Ce constat désillusionné retentit avec d’autant plus de puissance que Vallotton le dresse en riant. Les textes qu’il illustre dans le Cri de Paris, La Revue blanche ou encore L’Assiette au beurre, sont évocateurs de son criant sarcasme. Les titres de ses gravures le sont tout autant et instaurent d’emblée un rapport problématique entre texte et image, court-circuitant la « lecture » du tableau. Le Mensonge (1897) (fig. 2) figure ainsi la représentation d’un couple tendrement enlacé et Le Triomphe (1897) celle d’une femme adressant un regard médisant à son compagnon en pleurs. L’ironie de situation « picturale » [20] qui se donne à lire ici se rencontre également dans les romans de l’artiste à de nombreuses reprises : la contraction qui naît de la confrontation du titre et de l’image se manifeste de même, dans ses romans, comme une rupture au sein d’un moment narratif figé. La pièce de théâtre dont on offre une place à Lucien, l’un des protagonistes principaux des Soupirs de Cyprien Morus, a ainsi pour titre Le Monde où l’on s’ennuie [21] et le narrateur de La Vie meurtrière détaille comment le manuscrit testamentaire de Verdier, qui portait alors le nom d’Un amour, s’est vu transformé en Un meurtre.
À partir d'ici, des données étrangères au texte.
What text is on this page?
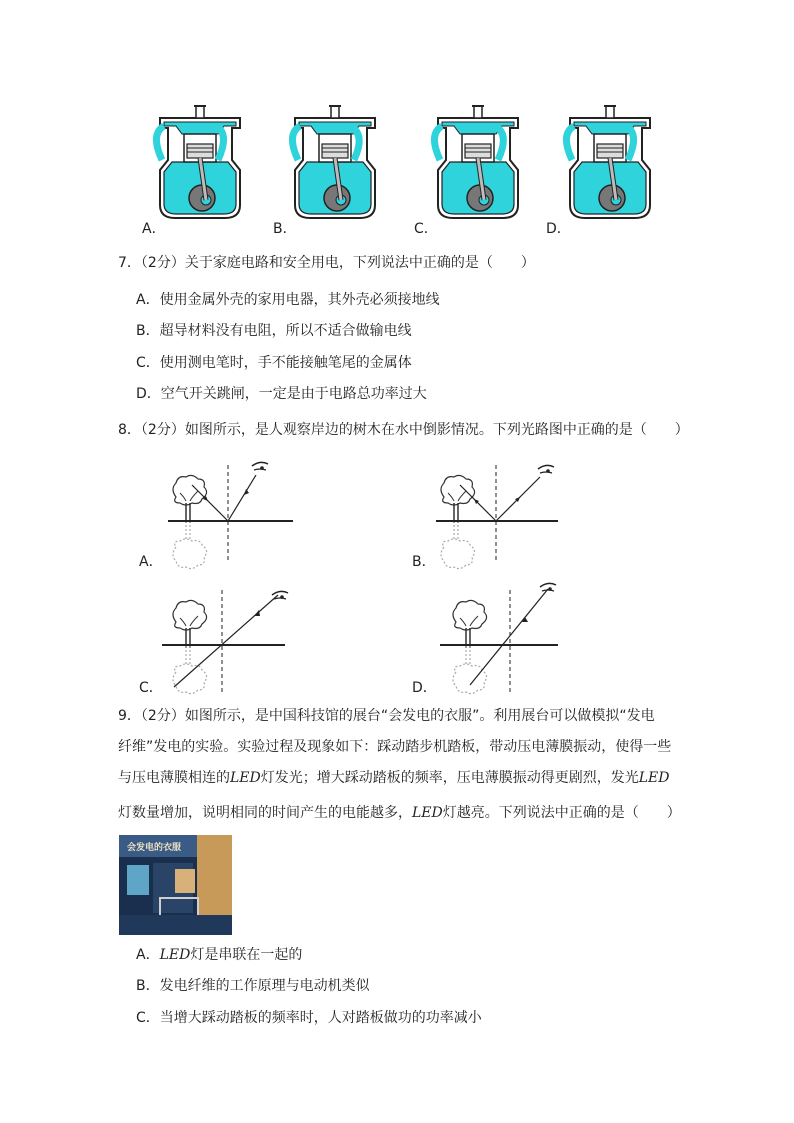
A．	B．	C．	D．
7．（2分）关于家庭电路和安全用电，下列说法中正确的是（　　）
A．使用金属外壳的家用电器，其外壳必须接地线
B．超导材料没有电阻，所以不适合做输电线
C．使用测电笔时，手不能接触笔尾的金属体
D．空气开关跳闸，一定是由于电路总功率过大
8．（2分）如图所示，是人观察岸边的树木在水中倒影情况。下列光路图中正确的是（　　）
A．	B．
C．	D．
9．（2分）如图所示，是中国科技馆的展台“会发电的衣服”。利用展台可以做模拟“发电
纤维”发电的实验。实验过程及现象如下：踩动踏步机踏板，带动压电薄膜振动，使得一些
与压电薄膜相连的LED灯发光；增大踩动踏板的频率，压电薄膜振动得更剧烈，发光LED
灯数量增加，说明相同的时间产生的电能越多，LED灯越亮。下列说法中正确的是（　　）
会发电的衣服
A．LED灯是串联在一起的
B．发电纤维的工作原理与电动机类似
C．当增大踩动踏板的频率时，人对踏板做功的功率减小
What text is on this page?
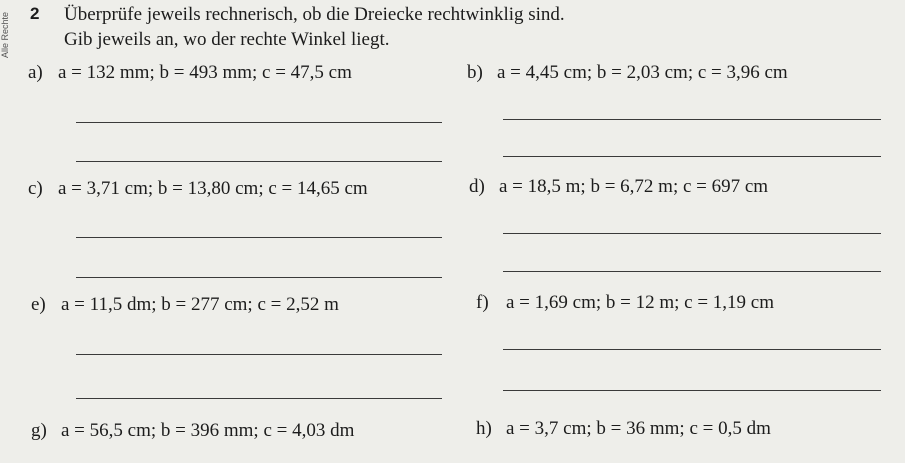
Alle Rechte 2 Überprüfe jeweils rechnerisch, ob die Dreiecke rechtwinklig sind.
Gib jeweils an, wo der rechte Winkel liegt.
a) a = 132 mm; b = 493 mm; c = 47,5 cm	b) a = 4,45 cm; b = 2,03 cm; c = 3,96 cm
c) a = 3,71 cm; b = 13,80 cm; c = 14,65 cm	d) a = 18,5 m; b = 6,72 m; c = 697 cm
e) a = 11,5 dm; b = 277 cm; c = 2,52 m	f) a = 1,69 cm; b = 12 m; c = 1,19 cm
g) a = 56,5 cm; b = 396 mm; c = 4,03 dm	h) a = 3,7 cm; b = 36 mm; c = 0,5 dm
L’ironie de situation « picturale » naît également de fractures brusques et inattendues dans le langage des personnages, principalement dans celui des bourgeois. Alors qu’ils cultivent une expression policée en présence du beau monde parisien, ils se laissent aller à la vulgarité, voire à l’injure, dans un cadre plus intime. Les Morus, recevant chez eux le marquis de Roquebert, voient ainsi avec horreur l’arrivée de Dinah et de sa ribambelle d’enfants infirmes :

 

– Croyez bien, Monsieur le marquis, que je ne suis pour rien dans cette sotte entrée, mais ma sœur est peu faite aux habitudes parisiennes.
– Nous la voyons fort peu, du reste, crut devoir ajouter Alba [22].

 

Mais celle-ci de déclarer en aparté à sa belle-sœur quelques lignes plus loin, au sujet de l’intérêt que porte le vieil homme à l’une de ses filles : « – Il paraît que ce marquis n’a pas assez vu ta Zulma et qu’il tient à la regarder de près. Il demande que tu la lui prêtes le jeudi, tu feras ce que tu voudras » [23]. L’ironie corrobore ici l’hypocrisie et la dualité de l’être et du paraître des individus que Vallotton cherche à souligner dans ses romans, et participe par là-même de leur pessimisme général. La duplicité, présente dans le rapport entre images et titres, trouve donc également son mode d’expression dans les récits de l’artiste.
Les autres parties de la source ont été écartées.